Gratitude for developments in infant and pediatric care and medicine
When Cassie Angle, four months pregnant, and her husband Erik arrived at the diagnostic imaging center in Roseville for a routine ultrasound, the two were excited they were going to see their unborn baby and learn if they were going to have a girl or a boy. As the ultrasound tech guided the transducer over Cassie’s abdomen, the two watched the ultrasound screen in awe. “Well, you are definitely having a boy,” the tech said. Cassie and Erik smiled at each other and clasped hands.
“However,” the tech went on, there’s an area in your baby’s intestines that is concerning.” Cassie and Erik learned there were blockages in the tiny baby’s intestines, which happens in one out of 5,000 babies. Cassie’s obstetrician, Jose Cueto, M.D., and a team of high risk obstetrical experts would have to monitor Cassie and the baby every month until the baby was born. In addition, Dr. Cueto advised the couple to meet with a pediatric surgeon since the newborn would need surgery immediately after birth in order to survive.
Overjoy to worry
Cassie and Erik went from being overjoyed parents to being overwhelmed with worry about the arrival of their son. After meeting with pediatric surgeon, Joy Graf, M.D., who would perform the surgery, the two tried to remain calm. But they looked toward the baby’s due date with mounting apprehension.
Baby Dalton arrived a month early. Cassie delivered Dalton at Sutter Roseville Medical Center on Friday, January 6, 2012, at 6 pounds, 2 ounces. On the outside, he looked like a normal healthy baby. On the inside, the little baby needed significant medical help. During his development Dalton had no blood flow to his intestines in key locations, causing blockage in eight different areas.
After Cassie and Erik held and kissed their newborn son, an emergency pediatric transfer team carefully bundled the baby into an isolette in the back of a special transport ambulance and took Dalton to the Neonatal Intensive Care Unit at Sutter Memorial Hospital in Sacramento.
8 Hour surgery
Early the next day Dr. Graf and a team of surgical experts performed an eight-hour surgery to remove the blockages in little Dalton’s abdomen. Cassie and Erik called the surgery day the longest day ever. When Dr. Graf finally emerged from the operating room she advised the two worried parents that the surgery went well. But, she cautioned, due to the many intestinal blockages she had to correct, Dalton would need to be carefully monitored in the NICU, where he would be fed by tubes in his stomach and his intestines. Dr. Graf also told the parents that Dalton would need a second surgery to complete the repair work.
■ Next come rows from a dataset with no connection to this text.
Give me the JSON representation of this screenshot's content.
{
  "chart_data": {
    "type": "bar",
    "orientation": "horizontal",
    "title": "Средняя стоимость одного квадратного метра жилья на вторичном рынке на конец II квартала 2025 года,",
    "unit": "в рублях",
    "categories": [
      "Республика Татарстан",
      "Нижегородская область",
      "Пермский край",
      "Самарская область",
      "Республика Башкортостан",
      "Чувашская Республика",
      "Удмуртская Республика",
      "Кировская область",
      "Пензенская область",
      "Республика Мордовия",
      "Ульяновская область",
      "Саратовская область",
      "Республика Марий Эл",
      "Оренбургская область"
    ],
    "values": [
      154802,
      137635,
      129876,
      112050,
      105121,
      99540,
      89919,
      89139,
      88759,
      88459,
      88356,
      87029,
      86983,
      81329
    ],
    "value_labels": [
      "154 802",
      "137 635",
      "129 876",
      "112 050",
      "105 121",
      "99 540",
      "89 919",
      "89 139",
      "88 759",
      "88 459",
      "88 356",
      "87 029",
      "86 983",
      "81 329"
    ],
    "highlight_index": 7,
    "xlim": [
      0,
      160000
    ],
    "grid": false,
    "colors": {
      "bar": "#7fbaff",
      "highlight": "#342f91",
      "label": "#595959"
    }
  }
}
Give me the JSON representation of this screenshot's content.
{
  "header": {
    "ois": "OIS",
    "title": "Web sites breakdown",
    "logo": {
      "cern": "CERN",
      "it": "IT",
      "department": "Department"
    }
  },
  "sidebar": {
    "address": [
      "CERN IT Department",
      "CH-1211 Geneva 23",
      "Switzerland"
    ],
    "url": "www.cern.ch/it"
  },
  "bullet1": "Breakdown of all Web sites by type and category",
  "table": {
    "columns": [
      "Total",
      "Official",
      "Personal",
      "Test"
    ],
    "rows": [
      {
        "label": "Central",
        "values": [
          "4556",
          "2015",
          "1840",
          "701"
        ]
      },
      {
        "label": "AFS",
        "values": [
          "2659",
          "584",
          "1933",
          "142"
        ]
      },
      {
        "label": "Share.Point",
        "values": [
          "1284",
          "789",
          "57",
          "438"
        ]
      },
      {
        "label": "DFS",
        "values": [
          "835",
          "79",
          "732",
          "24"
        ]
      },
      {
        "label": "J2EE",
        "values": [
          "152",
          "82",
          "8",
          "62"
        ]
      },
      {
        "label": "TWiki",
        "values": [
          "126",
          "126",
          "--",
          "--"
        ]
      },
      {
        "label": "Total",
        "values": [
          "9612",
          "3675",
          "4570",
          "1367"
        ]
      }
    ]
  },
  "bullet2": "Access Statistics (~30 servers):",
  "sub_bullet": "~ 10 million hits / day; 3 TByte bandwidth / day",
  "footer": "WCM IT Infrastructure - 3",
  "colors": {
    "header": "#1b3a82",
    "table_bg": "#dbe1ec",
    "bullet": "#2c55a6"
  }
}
If the second surgery failed to complete the repair, Dalton would have to live his life with external feeding and drainage tubes.
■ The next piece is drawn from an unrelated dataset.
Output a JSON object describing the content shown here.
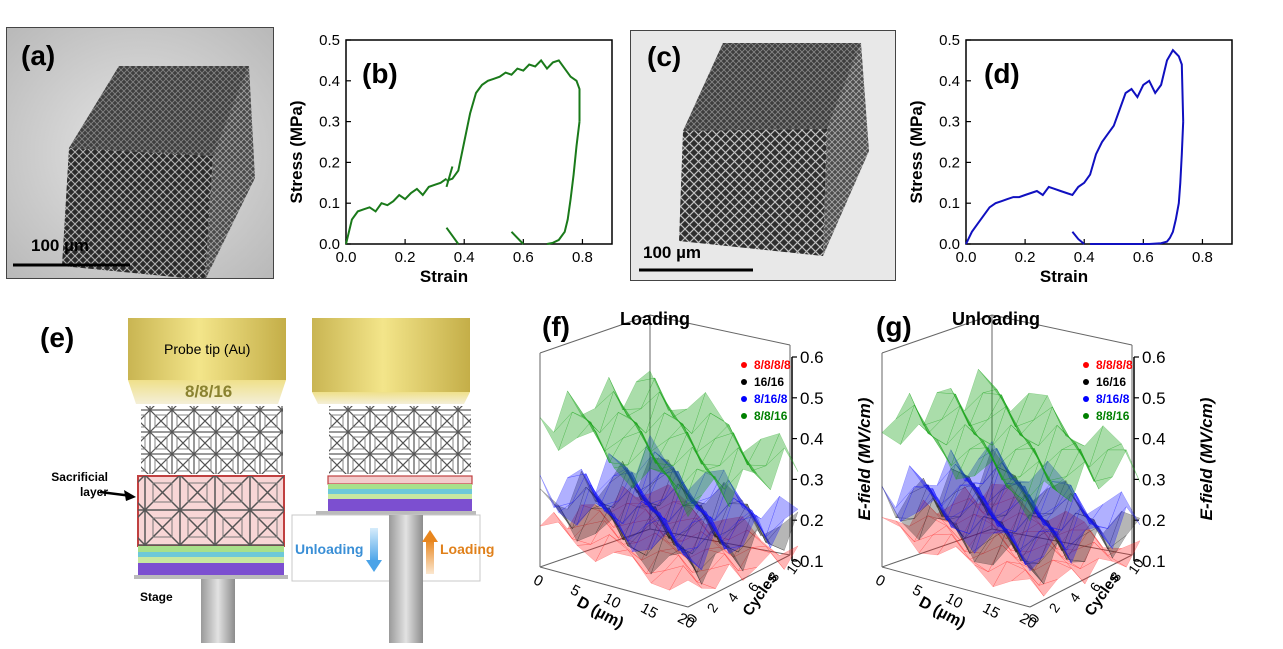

Baby Dalton remained in NICU from Jan. 7 through March 19, undergoing the second surgery on March 9, which was deemed successful. Cassie visited the baby every day, making the drive from Grass Valley to Sacramento and back. Not only did she bond with her sweet baby, she also got to know the NICU staff. She appreciated their expertise and kindness. During NICU visits Cade and Addie drew pictures for their tiny baby brother and played music for him from their parent’s iPod.
10 weeks of NICU
Dalton recovered well and after 10 weeks of NICU care, Dr. Graf deemed Dalton healthy and ready to go home. At home, Cassie and Erik decorated the baby’s crib with a colorful bumper and comforter. Cade and Addie lined up stuffed animals in the crib to greet their baby brother.
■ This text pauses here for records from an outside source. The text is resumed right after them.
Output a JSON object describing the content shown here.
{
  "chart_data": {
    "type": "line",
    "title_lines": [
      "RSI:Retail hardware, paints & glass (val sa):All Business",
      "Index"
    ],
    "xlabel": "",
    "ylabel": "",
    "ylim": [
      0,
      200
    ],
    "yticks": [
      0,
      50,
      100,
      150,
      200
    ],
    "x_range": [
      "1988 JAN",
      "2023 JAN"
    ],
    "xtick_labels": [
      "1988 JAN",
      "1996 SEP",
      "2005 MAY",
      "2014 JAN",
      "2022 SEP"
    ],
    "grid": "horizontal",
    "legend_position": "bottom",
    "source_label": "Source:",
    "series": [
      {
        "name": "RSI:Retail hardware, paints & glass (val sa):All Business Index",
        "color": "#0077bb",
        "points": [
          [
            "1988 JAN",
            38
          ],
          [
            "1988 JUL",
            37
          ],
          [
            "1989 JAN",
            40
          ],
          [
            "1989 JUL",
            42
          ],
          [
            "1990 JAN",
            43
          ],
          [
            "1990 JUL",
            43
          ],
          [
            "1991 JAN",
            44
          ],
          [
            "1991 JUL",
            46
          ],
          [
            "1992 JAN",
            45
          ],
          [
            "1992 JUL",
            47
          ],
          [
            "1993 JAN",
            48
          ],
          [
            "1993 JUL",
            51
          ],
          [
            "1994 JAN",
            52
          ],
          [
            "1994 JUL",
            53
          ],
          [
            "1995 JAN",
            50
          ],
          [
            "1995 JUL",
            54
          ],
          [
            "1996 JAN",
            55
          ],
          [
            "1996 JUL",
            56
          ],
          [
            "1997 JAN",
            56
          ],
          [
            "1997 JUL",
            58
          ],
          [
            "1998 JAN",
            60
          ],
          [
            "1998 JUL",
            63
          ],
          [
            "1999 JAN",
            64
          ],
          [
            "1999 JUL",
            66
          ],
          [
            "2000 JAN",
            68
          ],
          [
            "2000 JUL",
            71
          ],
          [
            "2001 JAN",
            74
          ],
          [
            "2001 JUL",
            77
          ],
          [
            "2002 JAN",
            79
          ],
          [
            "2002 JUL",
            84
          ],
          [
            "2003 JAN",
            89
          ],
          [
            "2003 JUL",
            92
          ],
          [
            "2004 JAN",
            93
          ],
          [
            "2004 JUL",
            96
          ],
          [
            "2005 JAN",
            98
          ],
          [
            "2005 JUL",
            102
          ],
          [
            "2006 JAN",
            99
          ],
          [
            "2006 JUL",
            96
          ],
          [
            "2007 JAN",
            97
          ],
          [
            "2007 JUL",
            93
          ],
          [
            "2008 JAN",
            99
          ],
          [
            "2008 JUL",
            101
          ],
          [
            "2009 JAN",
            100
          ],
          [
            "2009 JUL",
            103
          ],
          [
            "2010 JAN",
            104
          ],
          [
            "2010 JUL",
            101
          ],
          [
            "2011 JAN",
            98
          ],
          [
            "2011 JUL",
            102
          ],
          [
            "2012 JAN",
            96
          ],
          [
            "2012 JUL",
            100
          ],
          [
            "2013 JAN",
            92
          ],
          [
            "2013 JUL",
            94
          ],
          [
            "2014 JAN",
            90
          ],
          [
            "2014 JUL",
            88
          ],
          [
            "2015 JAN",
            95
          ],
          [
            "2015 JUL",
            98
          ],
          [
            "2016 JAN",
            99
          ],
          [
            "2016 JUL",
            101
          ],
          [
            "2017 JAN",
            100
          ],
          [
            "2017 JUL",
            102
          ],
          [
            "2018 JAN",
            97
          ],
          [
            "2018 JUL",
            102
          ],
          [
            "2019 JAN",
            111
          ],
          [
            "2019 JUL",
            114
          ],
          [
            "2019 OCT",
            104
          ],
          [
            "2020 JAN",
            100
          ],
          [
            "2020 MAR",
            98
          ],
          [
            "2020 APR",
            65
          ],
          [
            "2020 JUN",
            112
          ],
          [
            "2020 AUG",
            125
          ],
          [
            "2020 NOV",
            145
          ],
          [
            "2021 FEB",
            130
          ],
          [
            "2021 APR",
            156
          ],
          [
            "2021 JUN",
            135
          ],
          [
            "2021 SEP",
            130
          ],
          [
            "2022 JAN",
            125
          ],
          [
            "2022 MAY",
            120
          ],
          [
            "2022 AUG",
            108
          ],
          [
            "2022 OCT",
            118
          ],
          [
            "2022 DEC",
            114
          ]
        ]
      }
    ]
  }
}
Dalton, now 14 months old, is a happy, healthy baby. Cassie and Erik are grateful for all the support they received from the doctors, nurses and other staff who cared for Dalton before and after his surgery. They want to do what they can to give back. For the second year in a row, Erik will participate in the annual Sacramento March of Dimes Walk, to be held on Saturday, April 27, at the State Capitol. Funds raised from the walk support local programs to help mothers have healthy pregnancies and also funds research to find answers to the serious problems that threaten babies.
Lucky and grateful
This year Cassie, Cade, Addie and little Dalton will join Erik for the Walk. “We’ve been blessed,” said Erik. “It’s fantastic seeing how healthy Dalton is. Just a few years ago, the surgery performed on Dalton did not exist.
He would not have survived without the constant developments in infant and pediatric care and medicine. We are very lucky and very grateful parents.”